Inside the box is also an external floppy drive.
After plugging everything up, I held my breath and flicked on the power button. The machine was so quiet at first I thought it was dead. Then I noticed the red power light was on. After a few moments a Kickstart request screen popped up! Whew!!
I put in the KS 1.3 disk. Boom! The internal floppy started crunching nicely and its red light shone brightly. Next the screen switched to a WB request screen, so I put in the WB 1.3 disk.
All was well! The Amiga looked back at me, ready to get to work.

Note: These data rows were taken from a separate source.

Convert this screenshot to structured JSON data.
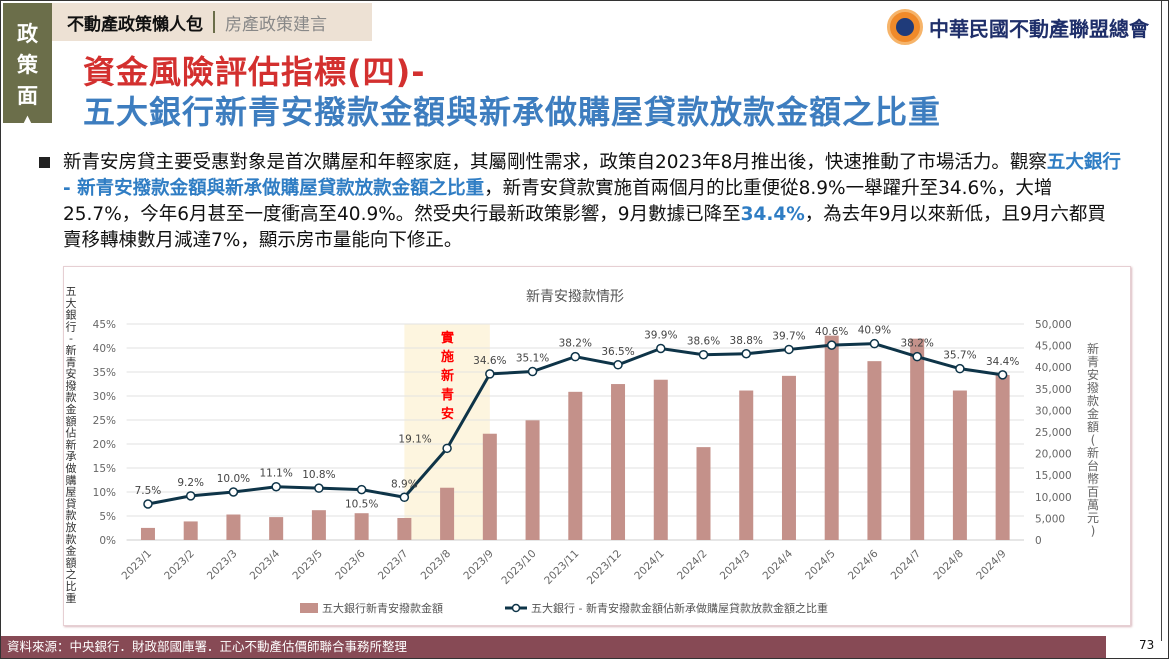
{
  "side_tab": {
    "chars": [
      "政",
      "策",
      "面"
    ],
    "arrow": "▲"
  },
  "top_tab": {
    "primary": "不動產政策懶人包",
    "secondary": "房產政策建言"
  },
  "title": {
    "line1": "資金風險評估指標(四)-",
    "line2": "五大銀行新青安撥款金額與新承做購屋貸款放款金額之比重"
  },
  "logo": {
    "name": "中華民國不動產聯盟總會"
  },
  "paragraph": {
    "p1": "新青安房貸主要受惠對象是首次購屋和年輕家庭，其屬剛性需求，政策自2023年8月推出後，快速推動了市場活力。觀察",
    "h1": "五大銀行 - 新青安撥款金額與新承做購屋貸款放款金額之比重",
    "p2": "，新青安貸款實施首兩個月的比重便從8.9%一舉躍升至34.6%，大增25.7%，今年6月甚至一度衝高至40.9%。然受央行最新政策影響，9月數據已降至",
    "h2": "34.4%",
    "p3": "，為去年9月以來新低，且9月六都買賣移轉棟數月減達7%，顯示房市量能向下修正。"
  },
  "chart_data": {
    "type": "bar+line",
    "title": "新青安撥款情形",
    "ylabel_left": "五大銀行-新青安撥款金額佔新承做購屋貸款放款金額之比重",
    "ylabel_right": "新青安撥款金額(新台幣百萬元)",
    "annotation": "實施新青安",
    "categories": [
      "2023/1",
      "2023/2",
      "2023/3",
      "2023/4",
      "2023/5",
      "2023/6",
      "2023/7",
      "2023/8",
      "2023/9",
      "2023/10",
      "2023/11",
      "2023/12",
      "2024/1",
      "2024/2",
      "2024/3",
      "2024/4",
      "2024/5",
      "2024/6",
      "2024/7",
      "2024/8",
      "2024/9"
    ],
    "left_ticks": [
      "0%",
      "5%",
      "10%",
      "15%",
      "20%",
      "25%",
      "30%",
      "35%",
      "40%",
      "45%"
    ],
    "right_ticks": [
      "0",
      "5,000",
      "10,000",
      "15,000",
      "20,000",
      "25,000",
      "30,000",
      "35,000",
      "40,000",
      "45,000",
      "50,000"
    ],
    "ylim_left": [
      0,
      45
    ],
    "ylim_right": [
      0,
      50000
    ],
    "series": [
      {
        "name": "五大銀行新青安撥款金額",
        "type": "bar",
        "axis": "right",
        "color": "#c4918a",
        "values": [
          2800,
          4300,
          5900,
          5300,
          6900,
          6200,
          5100,
          12100,
          24600,
          27700,
          34300,
          36100,
          37100,
          21500,
          34600,
          38000,
          47300,
          41400,
          46600,
          34600,
          38200
        ]
      },
      {
        "name": "五大銀行 - 新青安撥款金額佔新承做購屋貸款放款金額之比重",
        "type": "line",
        "axis": "left",
        "color": "#0e3448",
        "values": [
          7.5,
          9.2,
          10.0,
          11.1,
          10.8,
          10.5,
          8.9,
          19.1,
          34.6,
          35.1,
          38.2,
          36.5,
          39.9,
          38.6,
          38.8,
          39.7,
          40.6,
          40.9,
          38.2,
          35.7,
          34.4
        ],
        "labels": [
          "7.5%",
          "9.2%",
          "10.0%",
          "11.1%",
          "10.8%",
          "10.5%",
          "8.9%",
          "19.1%",
          "34.6%",
          "35.1%",
          "38.2%",
          "36.5%",
          "39.9%",
          "38.6%",
          "38.8%",
          "39.7%",
          "40.6%",
          "40.9%",
          "38.2%",
          "35.7%",
          "34.4%"
        ]
      }
    ],
    "highlight_range": [
      "2023/7",
      "2023/9"
    ],
    "legend_position": "bottom"
  },
  "footer": {
    "source": "資料來源：中央銀行．財政部國庫署．正心不動產估價師聯合事務所整理",
    "page": "73"
  }
}
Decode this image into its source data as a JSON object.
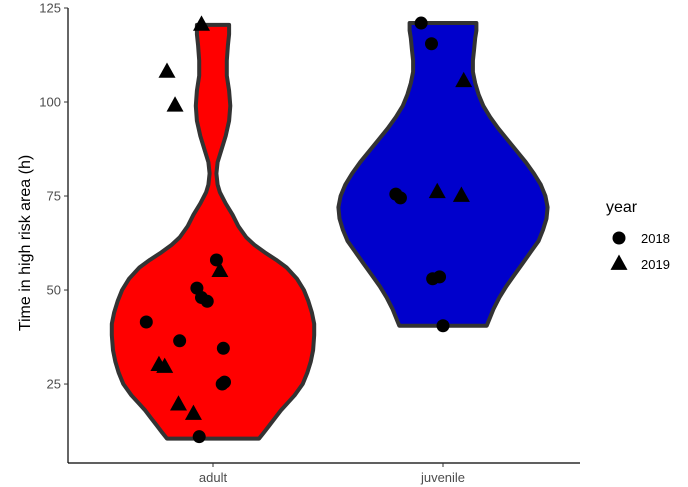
{
  "chart_data": {
    "type": "violin",
    "xlabel": "",
    "ylabel": "Time in high risk area (h)",
    "ylim": [
      4,
      125
    ],
    "yticks": [
      25,
      50,
      75,
      100,
      125
    ],
    "categories": [
      "adult",
      "juvenile"
    ],
    "grid": false,
    "legend": {
      "title": "year",
      "placement": "right",
      "entries": [
        {
          "label": "2018",
          "shape": "circle"
        },
        {
          "label": "2019",
          "shape": "triangle"
        }
      ]
    },
    "violins": [
      {
        "category": "adult",
        "fill": "#ff0000",
        "range": [
          10.5,
          120.5
        ],
        "profile": [
          [
            10.5,
            0.4
          ],
          [
            12,
            0.44
          ],
          [
            14,
            0.49
          ],
          [
            16,
            0.54
          ],
          [
            18,
            0.59
          ],
          [
            20,
            0.65
          ],
          [
            22,
            0.71
          ],
          [
            25,
            0.78
          ],
          [
            28,
            0.82
          ],
          [
            31,
            0.85
          ],
          [
            34,
            0.87
          ],
          [
            38,
            0.88
          ],
          [
            41,
            0.88
          ],
          [
            44,
            0.86
          ],
          [
            47,
            0.83
          ],
          [
            50,
            0.79
          ],
          [
            53,
            0.73
          ],
          [
            56,
            0.64
          ],
          [
            58,
            0.55
          ],
          [
            60,
            0.45
          ],
          [
            62,
            0.36
          ],
          [
            64,
            0.29
          ],
          [
            67,
            0.22
          ],
          [
            70,
            0.17
          ],
          [
            73,
            0.11
          ],
          [
            76,
            0.06
          ],
          [
            78,
            0.04
          ],
          [
            81,
            0.03
          ],
          [
            84,
            0.04
          ],
          [
            87,
            0.07
          ],
          [
            91,
            0.11
          ],
          [
            95,
            0.14
          ],
          [
            99,
            0.15
          ],
          [
            103,
            0.14
          ],
          [
            107,
            0.12
          ],
          [
            111,
            0.12
          ],
          [
            115,
            0.13
          ],
          [
            118,
            0.14
          ],
          [
            120.5,
            0.14
          ]
        ]
      },
      {
        "category": "juvenile",
        "fill": "#0000cc",
        "range": [
          40.5,
          121
        ],
        "profile": [
          [
            40.5,
            0.38
          ],
          [
            42,
            0.4
          ],
          [
            45,
            0.44
          ],
          [
            48,
            0.49
          ],
          [
            51,
            0.55
          ],
          [
            54,
            0.62
          ],
          [
            57,
            0.69
          ],
          [
            60,
            0.76
          ],
          [
            63,
            0.83
          ],
          [
            66,
            0.87
          ],
          [
            69,
            0.9
          ],
          [
            72,
            0.91
          ],
          [
            75,
            0.89
          ],
          [
            78,
            0.85
          ],
          [
            81,
            0.79
          ],
          [
            84,
            0.72
          ],
          [
            87,
            0.64
          ],
          [
            90,
            0.56
          ],
          [
            93,
            0.48
          ],
          [
            96,
            0.41
          ],
          [
            99,
            0.35
          ],
          [
            102,
            0.31
          ],
          [
            105,
            0.28
          ],
          [
            108,
            0.26
          ],
          [
            111,
            0.26
          ],
          [
            114,
            0.27
          ],
          [
            117,
            0.28
          ],
          [
            119,
            0.29
          ],
          [
            121,
            0.29
          ]
        ]
      }
    ],
    "points": [
      {
        "category": "adult",
        "offset": -0.1,
        "y": 120.5,
        "year": "2019"
      },
      {
        "category": "adult",
        "offset": -0.4,
        "y": 108,
        "year": "2019"
      },
      {
        "category": "adult",
        "offset": -0.33,
        "y": 99,
        "year": "2019"
      },
      {
        "category": "adult",
        "offset": 0.03,
        "y": 58,
        "year": "2018"
      },
      {
        "category": "adult",
        "offset": 0.06,
        "y": 55,
        "year": "2019"
      },
      {
        "category": "adult",
        "offset": -0.14,
        "y": 50.5,
        "year": "2018"
      },
      {
        "category": "adult",
        "offset": -0.1,
        "y": 48,
        "year": "2018"
      },
      {
        "category": "adult",
        "offset": -0.05,
        "y": 47,
        "year": "2018"
      },
      {
        "category": "adult",
        "offset": -0.58,
        "y": 41.5,
        "year": "2018"
      },
      {
        "category": "adult",
        "offset": -0.29,
        "y": 36.5,
        "year": "2018"
      },
      {
        "category": "adult",
        "offset": 0.09,
        "y": 34.5,
        "year": "2018"
      },
      {
        "category": "adult",
        "offset": -0.47,
        "y": 30,
        "year": "2019"
      },
      {
        "category": "adult",
        "offset": -0.42,
        "y": 29.5,
        "year": "2019"
      },
      {
        "category": "adult",
        "offset": 0.1,
        "y": 25.5,
        "year": "2018"
      },
      {
        "category": "adult",
        "offset": 0.08,
        "y": 25,
        "year": "2018"
      },
      {
        "category": "adult",
        "offset": -0.3,
        "y": 19.5,
        "year": "2019"
      },
      {
        "category": "adult",
        "offset": -0.17,
        "y": 17,
        "year": "2019"
      },
      {
        "category": "adult",
        "offset": -0.12,
        "y": 11,
        "year": "2018"
      },
      {
        "category": "juvenile",
        "offset": -0.19,
        "y": 121,
        "year": "2018"
      },
      {
        "category": "juvenile",
        "offset": -0.1,
        "y": 115.5,
        "year": "2018"
      },
      {
        "category": "juvenile",
        "offset": 0.18,
        "y": 105.5,
        "year": "2019"
      },
      {
        "category": "juvenile",
        "offset": -0.05,
        "y": 76,
        "year": "2019"
      },
      {
        "category": "juvenile",
        "offset": 0.16,
        "y": 75,
        "year": "2019"
      },
      {
        "category": "juvenile",
        "offset": -0.41,
        "y": 75.5,
        "year": "2018"
      },
      {
        "category": "juvenile",
        "offset": -0.37,
        "y": 74.5,
        "year": "2018"
      },
      {
        "category": "juvenile",
        "offset": -0.03,
        "y": 53.5,
        "year": "2018"
      },
      {
        "category": "juvenile",
        "offset": -0.09,
        "y": 53,
        "year": "2018"
      },
      {
        "category": "juvenile",
        "offset": 0.0,
        "y": 40.5,
        "year": "2018"
      }
    ]
  }
}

The auction didn't mention this, but this particular machine had its RAM expanded: 256KB Commodore RAM behind the front cover, and an additional 512KB on the side. Pretty cool! That means this 1000 has 1MB of RAM (apx 900kb free with WB loaded) which is pretty much what most "top-end" games require. Sweet!
I then ran and got my two Bard's Tale disks.
I shut the machine down and hooked up the external floppy drive. I re-inserted the Kickstart disk into the machine and fired her up again. Crunch-cruch. Then I inserted Bard's Tale into the drive instead of Workbench, and put the character disk into the external drive. Crunch-crunch. Bard's Tale fired right up! But hang on... it can't seem my 2nd drive for some reason.
I spent the next 20 minutes loading workbench trying to hit DF1, but it doesn't see it.
I took the drive to my Amiga 2000 and it saw it right away.
So for some reason, the drive won't mount on the 1000. That's a problem. I hope it isn't the CIA chip. I have some additional drives that I'm going to try and hook up to this thing, including an original never-used 1010. If that doesn't work, then 1) either there is some sort of DF1: mount command I need to learn and put into ... somewhere or 2) something goofy is going on with the external drive port, which would really surprise me, and suck.
For now, though, I'm going to start cleaning this thing, and later on pull the case off. I can't wait to see the signatures of Jay Miner and Mitchy, his dog, inside there!